Lettre d’Isabelle Durant aux habitants de l’Oostrand

Chère Madame,
Cher Monsieur,

Comme de très nombreux autres habitants de Woluwé, Auderghem, Crainhem et Wezembeek-Oppem, vous m’avez adressé des messages, sur le ton de la colère
ou de l’exaspération, pour me faire savoir (ou à me mettre en copie des personnes desquelles vous espérez un sursaut) combien ces dernières semaines et particulièrement le week-end dernier ont été pénibles en raison des survols incessants, de jour comme de nuit, y compris en l’absence de vent d’Est.

De toute évidence, on en est arrivé à une situation où l’Oostrand est survolé de façon de plus en plus systématique le week-end. Tout se passe comme si la périphérie Est devait être survolée le samedi et le dimanche, quel que soit le « programme » prévu par le plan de dispersion du Gouvernement et que les conditions de vent le requièrent ou non. Sans trop d’illusion sur sa réponse, Ecolo interrogera le Ministre Anciaux cette semaine pour connaître les raisons de cette concentration totale du trafic du week-end sur les pistes 02 et 20.

Ayant relu attentivement l’accord gouvernemental de décembre 2003 sur le plan de dispersion, nous craignons cependant que sa réponse ne souligne une fois de plus l’attentisme des partis francophones de la majorité dans
ce dossier. En effet, cet accord, dont nous n’avons jamais cessé de dénoncer la complexité et l’absurdité, prévoit un mécanisme de compensation dont on commence peut-être aujourd’hui à mesurer les effets:

si pour des raisons météorologiques, une zone n’a pas pu être survolée au jour et aux heures prévus, les opérateurs sont censés veiller à ce que les survols non supportés soient « rattrapés » ultérieurement.
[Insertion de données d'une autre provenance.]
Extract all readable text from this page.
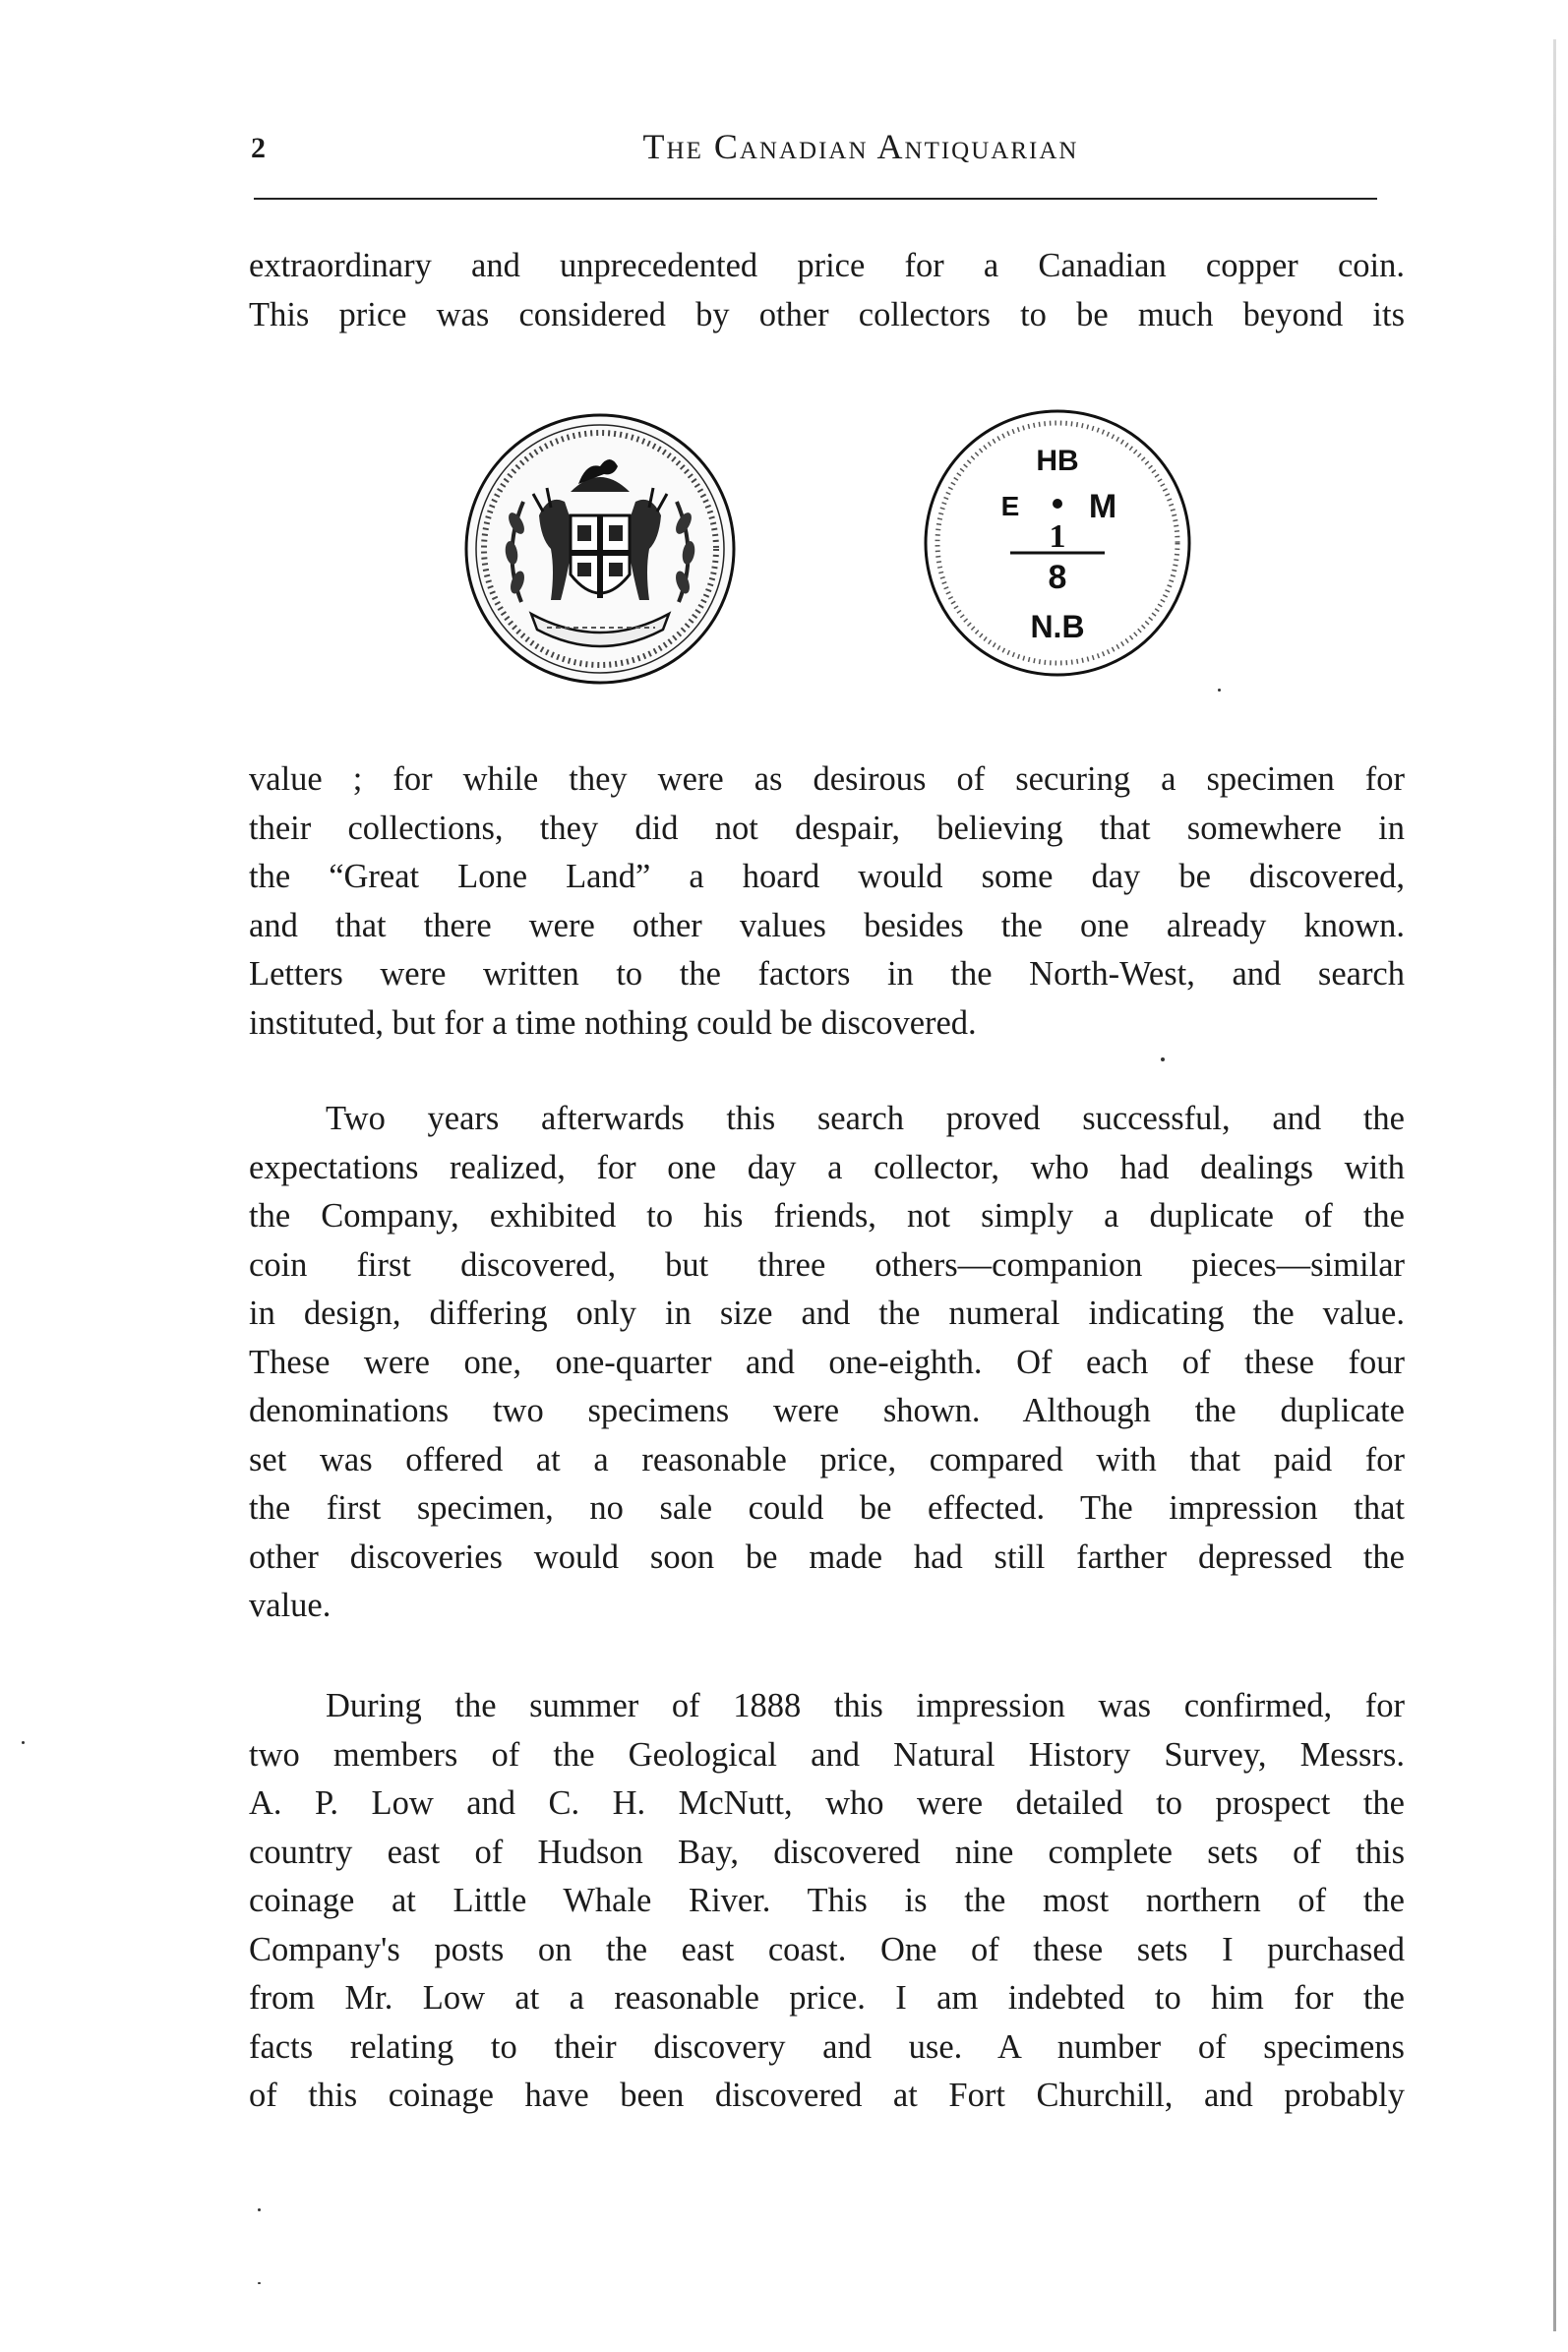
2	The Canadian Antiquarian

extraordinary and unprecedented price for a Canadian copper coin.
This price was considered by other collectors to be much beyond its

HB
E M
1
8
N.B

value ; for while they were as desirous of securing a specimen for
their collections, they did not despair, believing that somewhere in
the “Great Lone Land” a hoard would some day be discovered,
and that there were other values besides the one already known.
Letters were written to the factors in the North-West, and search
instituted, but for a time nothing could be discovered.

Two years afterwards this search proved successful, and the
expectations realized, for one day a collector, who had dealings with
the Company, exhibited to his friends, not simply a duplicate of the
coin first discovered, but three others—companion pieces—similar
in design, differing only in size and the numeral indicating the value.
These were one, one-quarter and one-eighth. Of each of these four
denominations two specimens were shown. Although the duplicate
set was offered at a reasonable price, compared with that paid for
the first specimen, no sale could be effected. The impression that
other discoveries would soon be made had still farther depressed the
value.

During the summer of 1888 this impression was confirmed, for
two members of the Geological and Natural History Survey, Messrs.
A. P. Low and C. H. McNutt, who were detailed to prospect the
country east of Hudson Bay, discovered nine complete sets of this
coinage at Little Whale River. This is the most northern of the
Company's posts on the east coast. One of these sets I purchased
from Mr. Low at a reasonable price. I am indebted to him for the
facts relating to their discovery and use. A number of specimens
of this coinage have been discovered at Fort Churchill, and probably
Ce n’est plus du zèle, c’est du vice!

Cette dispersion concentrée est évidemment un choix désastreux du gouvernement fédéral. Comme l’est d’ailleurs celui d’une répartition soi-disant équitable qui ne tient pas compte des densités de population.

J’en veux entre autres pour preuve la réaction des contrôleurs aériens français d’Orly que j’ai rencontrés vendredi dernier avec une collègue française, députée européenne qui milite comme moi en faveur d’une interdiction des vols de nuit au niveau européen et pour des alternatives au « tout à l’aviation qui ne paye pas ses coûts environnementaux ». Vous trouverez ci-joint et ci-dessous un bref compte-rendu de cette rencontre, paru ce matin même dans La Libre Belgique. De leur point de vue de
responsable du contrôle de la circulation des avions, nous sommes aujourd’hui confrontés à des décisions paradoxales; ils ne mâchent d’ailleurs pas leur mot devant une telle complexité.

Nous avons également pu faire un rapide bilan du travail de l’ACNUSA (Autorité de contrôle des nuisances sonores des avions) mise en place en France en 2000 et qui dispose de réelles prérogatives de contrôle et de sanctions. Nous disposons là d’un modèle incontestablement pertinent pour
mettre en place une telle instance en Belgique, promise par Bert Anciaux mais dont on a entendu jusqu’ici que l’annonce…

Mes collègues d’Ecolo et moi-même sommes bien déterminés à poursuivre, dans les semaines et les mois qui viennent, notre travail de proposition et d’opposition à cette politique insensée. Aux niveaux fédéral, régional et européen. Puisqu’il s’est récemment prononcé en ce sens, je proposerai tout prochainement à Mr Jean-Luc Dehaene de faire usage de la reconnaissance dont il bénéficie au niveau européen, pour faire campagne avec moi en vue de l’interdiction des vols de nuit. Jusqu’ici, ni lui, ni
d’autres qui, dans notre pays, tiennent le même type de propos, ne se sont associés à la déclaration des parlementaires européens du Groupe des Verts en faveur d’une véritable prise en main de ce dossier par la Commission, pas plus qu’ils n’ont signé la pétition lancée par les Verts européens via le site « www.geennachtvluchten.be ».

Nous maintiendrons la pression pour une solution plus équitable dans ce domaine.